I write embedded C++ code for relatively constrained systems. RTTI is almost always disabled. The nominal reason is to reduce binary size. Now, I realized as I was typing this that I've never actually quantified this oft-repeated advice to check its validity.
I ran a quick test for a firmware project I have, compiled with the latest gcc-arm-none-eabi with -O2 and typical linker optimization flags (function/data sections, strip unused sections). I am using libc++ with some minor modifications that I maintain for embedded purposes. My demo program uses polymorphism and static_cast<> in places where the guidelines recommend dynamic_cast<>.

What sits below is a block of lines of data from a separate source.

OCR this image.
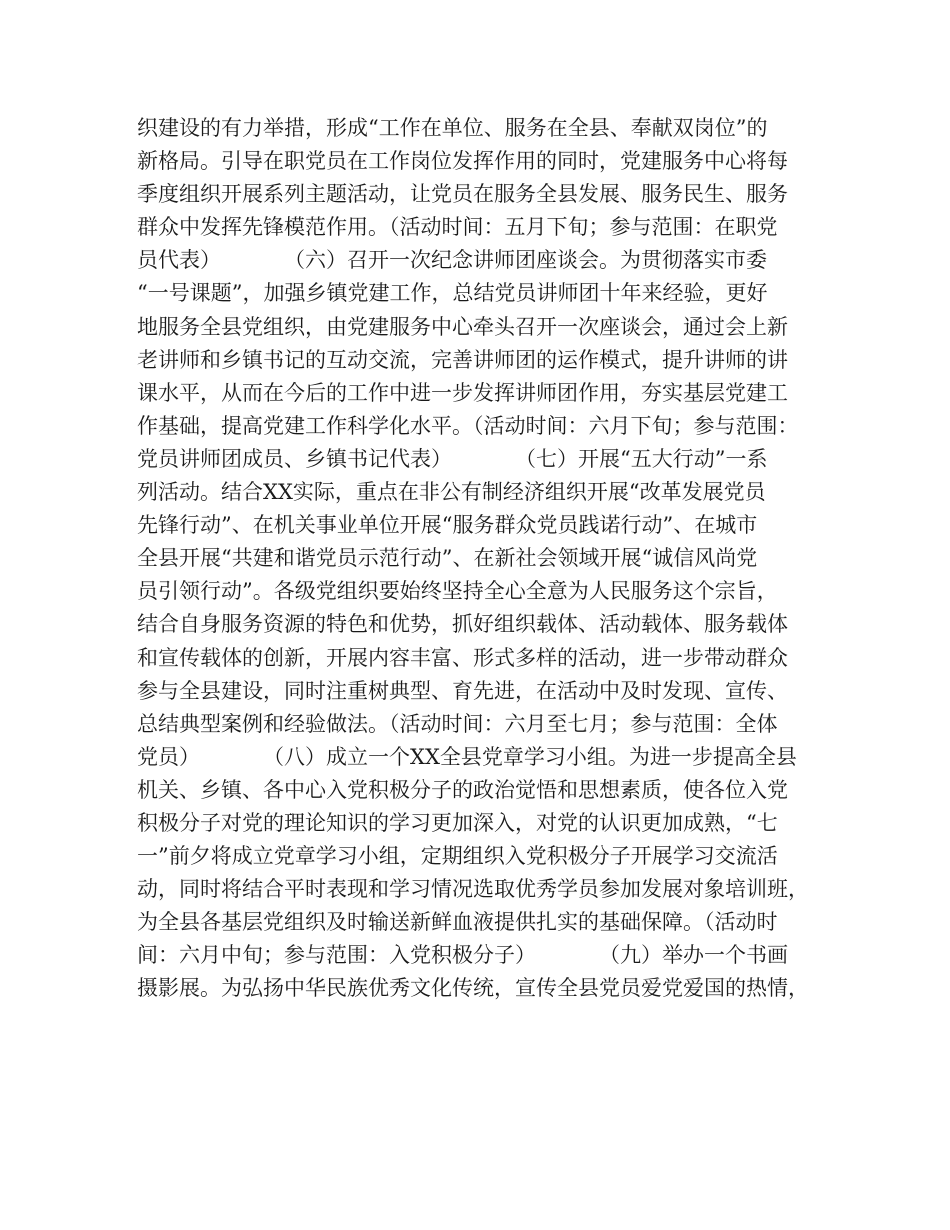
织建设的有力举措，形成“工作在单位、服务在全县、奉献双岗位”的
新格局。引导在职党员在工作岗位发挥作用的同时，党建服务中心将每
季度组织开展系列主题活动，让党员在服务全县发展、服务民生、服务
群众中发挥先锋模范作用。（活动时间：五月下旬；参与范围：在职党
员代表）　　　　（六）召开一次纪念讲师团座谈会。为贯彻落实市委
“一号课题”，加强乡镇党建工作，总结党员讲师团十年来经验，更好
地服务全县党组织，由党建服务中心牵头召开一次座谈会，通过会上新
老讲师和乡镇书记的互动交流，完善讲师团的运作模式，提升讲师的讲
课水平，从而在今后的工作中进一步发挥讲师团作用，夯实基层党建工
作基础，提高党建工作科学化水平。（活动时间：六月下旬；参与范围：
党员讲师团成员、乡镇书记代表）　　　　（七）开展“五大行动”一系
列活动。结合XX实际，重点在非公有制经济组织开展“改革发展党员
先锋行动”、在机关事业单位开展“服务群众党员践诺行动”、在城市
全县开展“共建和谐党员示范行动”、在新社会领域开展“诚信风尚党
员引领行动”。各级党组织要始终坚持全心全意为人民服务这个宗旨，
结合自身服务资源的特色和优势，抓好组织载体、活动载体、服务载体
和宣传载体的创新，开展内容丰富、形式多样的活动，进一步带动群众
参与全县建设，同时注重树典型、育先进，在活动中及时发现、宣传、
总结典型案例和经验做法。（活动时间：六月至七月；参与范围：全体
党员）　　　　（八）成立一个XX全县党章学习小组。为进一步提高全县
机关、乡镇、各中心入党积极分子的政治觉悟和思想素质，使各位入党
积极分子对党的理论知识的学习更加深入，对党的认识更加成熟，“七
一”前夕将成立党章学习小组，定期组织入党积极分子开展学习交流活
动，同时将结合平时表现和学习情况选取优秀学员参加发展对象培训班，
为全县各基层党组织及时输送新鲜血液提供扎实的基础保障。（活动时
间：六月中旬；参与范围：入党积极分子）　　　　（九）举办一个书画
摄影展。为弘扬中华民族优秀文化传统，宣传全县党员爱党爱国的热情，
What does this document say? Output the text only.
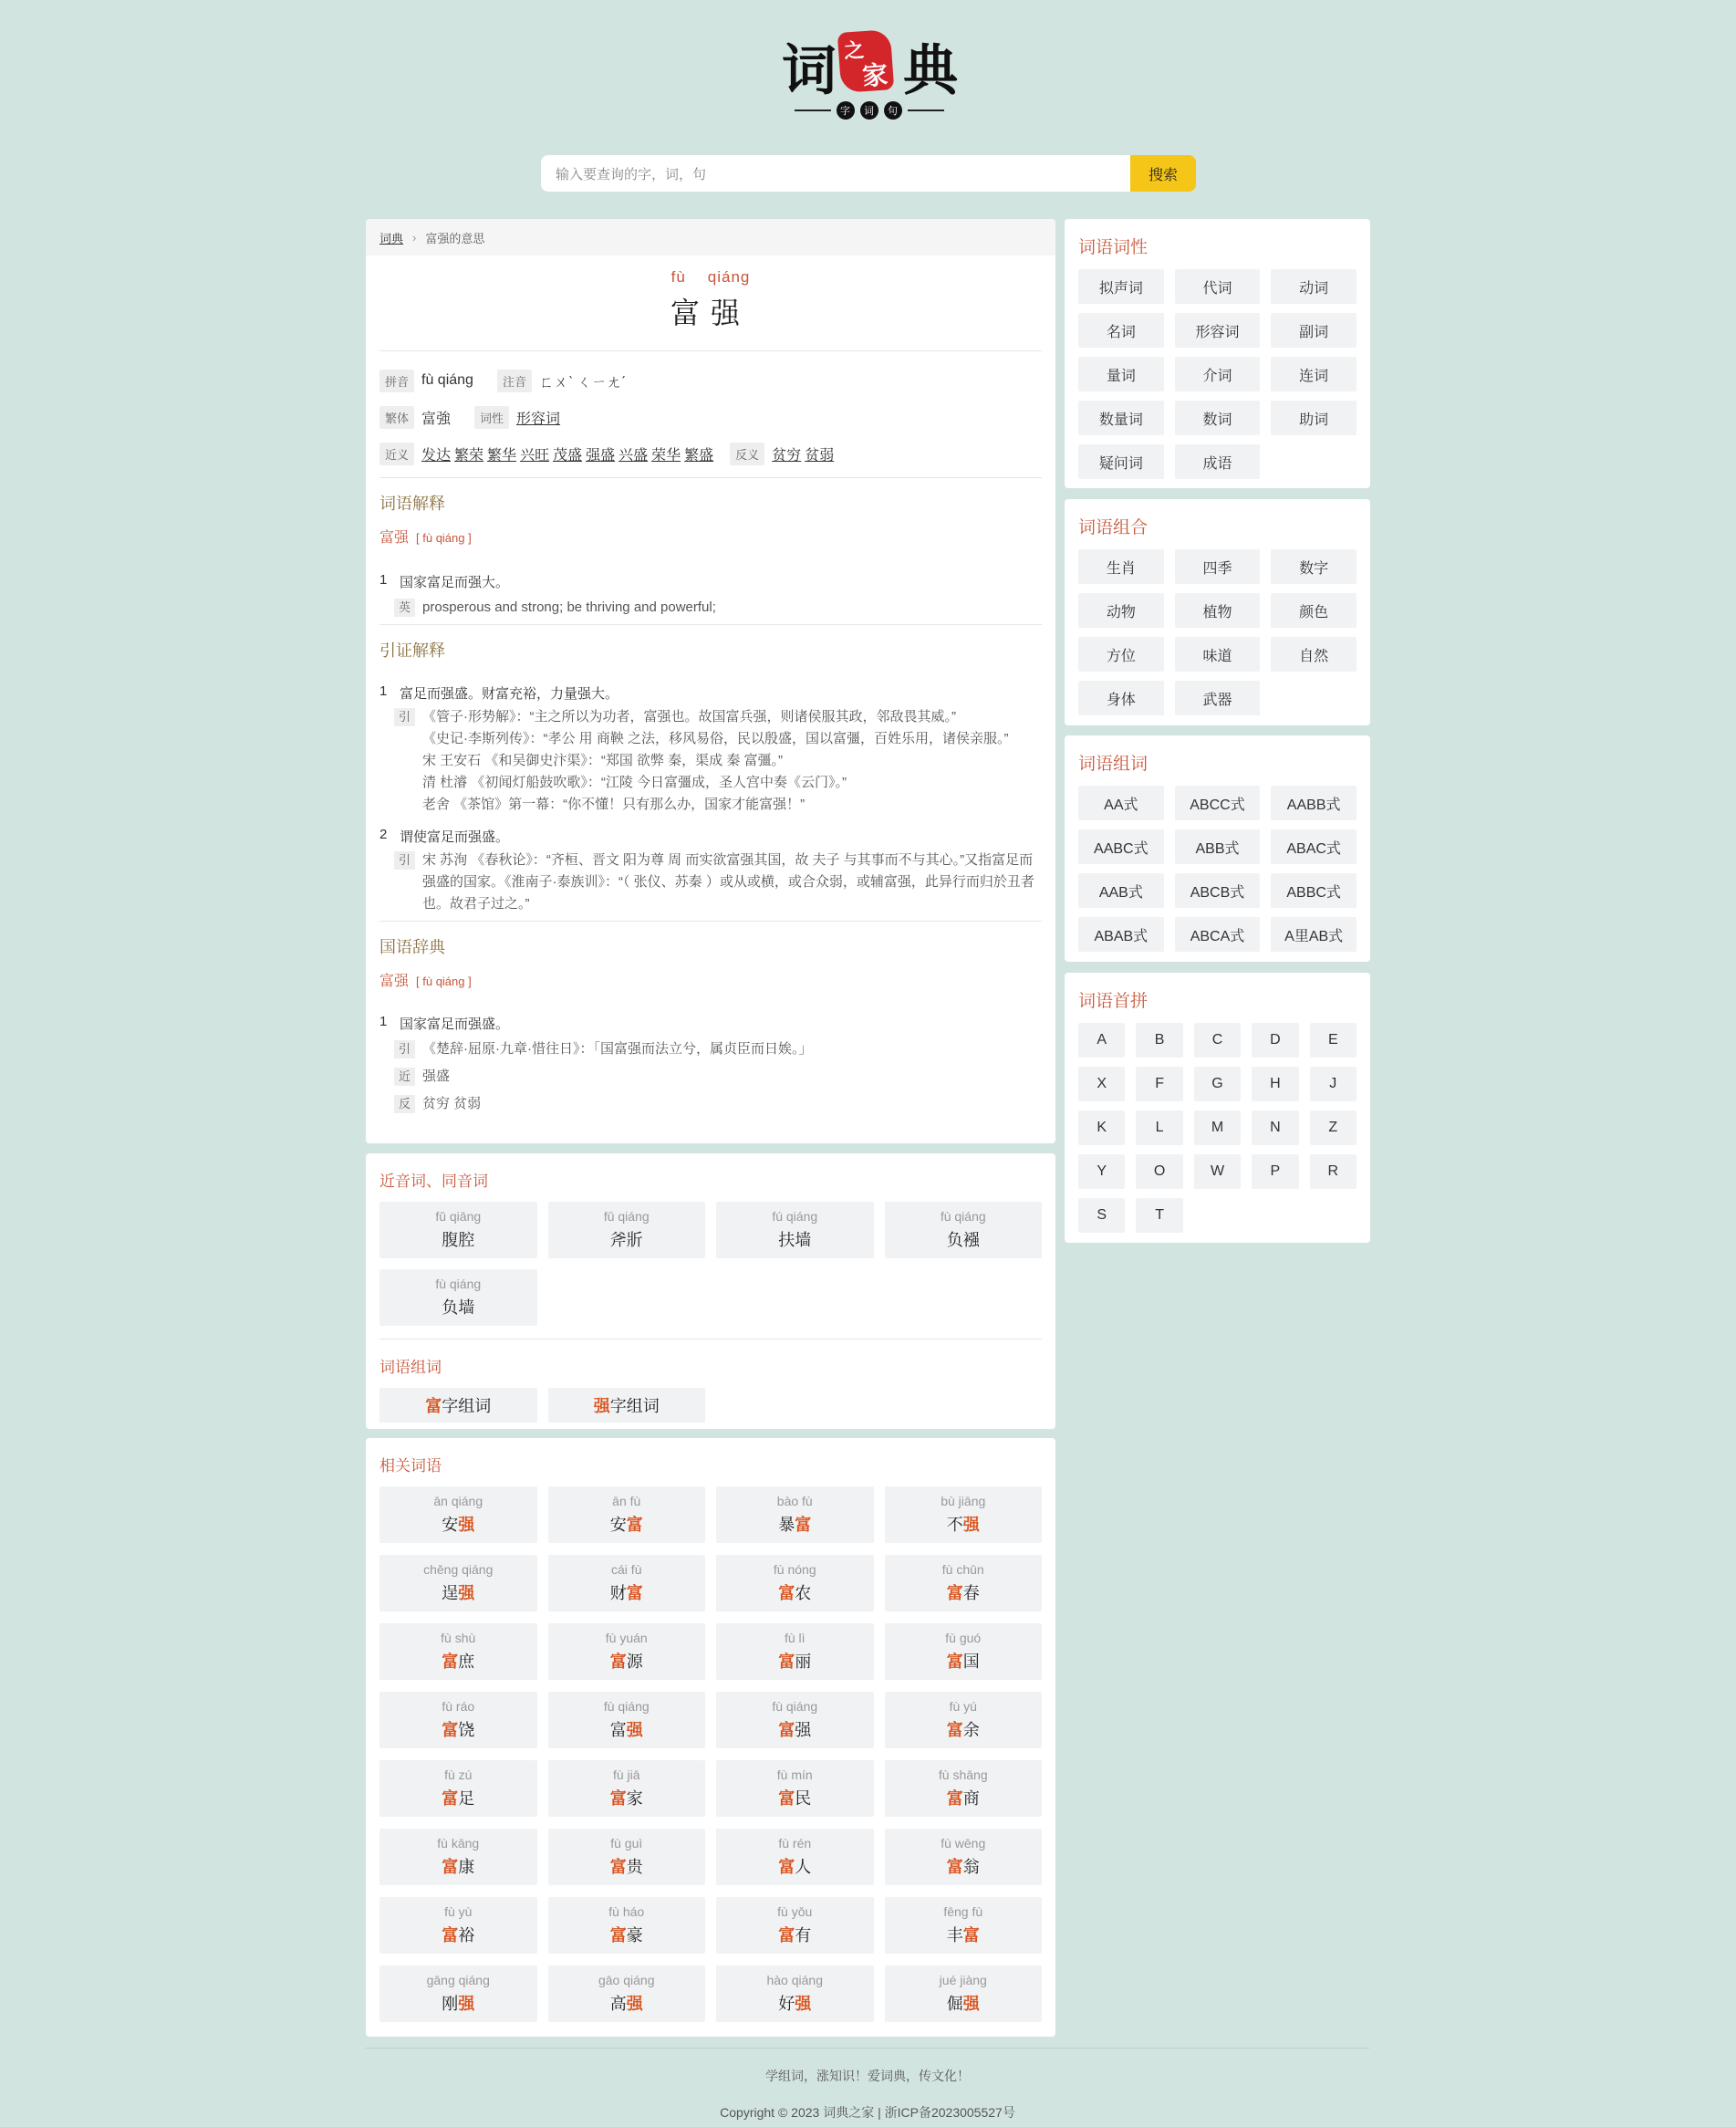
词 之
家 典
字	词	句
输入要查询的字，词，句	搜索
词典 › 富强的意思
fù qiáng
富强
拼音 fù qiáng	注音 ㄈㄨˋ ㄑㄧㄤˊ
繁体 富強	词性 形容词
近义 发达 繁荣 繁华 兴旺 茂盛 强盛 兴盛 荣华 繁盛	反义 贫穷 贫弱
词语解释
富强 [ fù qiáng ]
1 国家富足而强大。
英 prosperous and strong; be thriving and powerful;
引证解释
1 富足而强盛。财富充裕，力量强大。
引 《管子·形势解》：“主之所以为功者，富强也。故国富兵强，则诸侯服其政，邻敌畏其威。”
《史记·李斯列传》：“孝公 用 商鞅 之法，移风易俗，民以殷盛，国以富彊，百姓乐用，诸侯亲服。”
宋 王安石 《和吴御史汴渠》：“郑国 欲弊 秦，渠成 秦 富彊。”
清 杜濬 《初闻灯船鼓吹歌》：“江陵 今日富彊成，圣人宫中奏《云门》。”
老舍 《茶馆》第一幕：“你不懂！只有那么办，国家才能富强！”
2 谓使富足而强盛。
引 宋 苏洵 《春秋论》：“齐桓、晋文 阳为尊 周 而实欲富强其国，故 夫子 与其事而不与其心。”又指富足而强盛的国家。《淮南子·泰族训》：“（ 张仪、苏秦 ）或从或横，或合众弱，或辅富强，此异行而归於丑者也。故君子过之。”
国语辞典
富强 [ fù qiáng ]
1 国家富足而强盛。
引 《楚辞·屈原·九章·惜往日》：「国富强而法立兮，属贞臣而日娭。」
近 强盛
反 贫穷 贫弱
近音词、同音词
fǔ qiāng
腹腔
fǔ qiáng
斧斨
fú qiáng
扶墙
fù qiáng
负襁
fù qiáng
负墙
词语组词
富 字组词	强 字组词
相关词语
ān qiáng
安强
ān fù
安富
bào fù
暴富
bù jiāng
不强
chěng qiáng
逞强
cái fù
财富
fù nóng
富农
fù chūn
富春
fù shù
富庶
fù yuán
富源
fù lì
富丽
fù guó
富国
fù ráo
富饶
fù qiáng
富强
fù qiáng
富强
fù yú
富余
fù zú
富足
fù jiā
富家
fù mín
富民
fù shāng
富商
fù kāng
富康
fù guì
富贵
fù rén
富人
fù wēng
富翁
fù yù
富裕
fù háo
富豪
fù yǒu
富有
fēng fù
丰富
gāng qiáng
刚强
gāo qiáng
高强
hào qiáng
好强
jué jiàng
倔强
词语词性
拟声词	代词	动词
名词	形容词	副词
量词	介词	连词
数量词	数词	助词
疑问词	成语
词语组合
生肖	四季	数字
动物	植物	颜色
方位	味道	自然
身体	武器
词语组词
AA式	ABCC式	AABB式
AABC式	ABB式	ABAC式
AAB式	ABCB式	ABBC式
ABAB式	ABCA式	A里AB式
词语首拼
A	B	C	D	E
X	F	G	H	J
K	L	M	N	Z
Y	O	W	P	R
S	T
学组词，涨知识！爱词典，传文化！
Copyright © 2023 词典之家 | 浙ICP备2023005527号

There's about a 6% size difference for this application, with the only change being removal of -fno-rtti. I didn't update static_cast to dynamic_cast yet, so this is just an initial data point. Can't promise a timeline, but I'll work on a deeper investigation to quantify the impact of RTTI and see whether I can justify my continued advocation for disabling RTTI.
That being said, I've had to perform some real magic feats to fit new features in a fully-loaded system. 6% is a significant space savings.
No RTTI:
-rwxr-xr-x 1 pjohnston staff 4786544 May 2 14:29 fwdemo_nrf52dk
-rwxr-xr-x 1 pjohnston staff 62744 May 2 14:29 fwdemo_nrf52dk.binRTTI:
-rwxr-xr-x 1 pjohnston staff 4841896 May 2 14:42 fwdemo_nrf52dk
-rwxr-xr-x 1 pjohnston staff 66956 May 2 14:42 fwdemo_nrf52dk.bin
In its enforcement, C.146: Use dynamic_cast where class hierarchy navigation is unavoidable states "Enforcement: Flag all uses of static_cast for downcasts, including C-style casts that perform a static_cast."
What about static downcasts that are on the scale between almost-always-safe to guaranteed-to-be-safe? I'm specifically talking about CRTP base templates. The enforcement of this rule is a false positive there.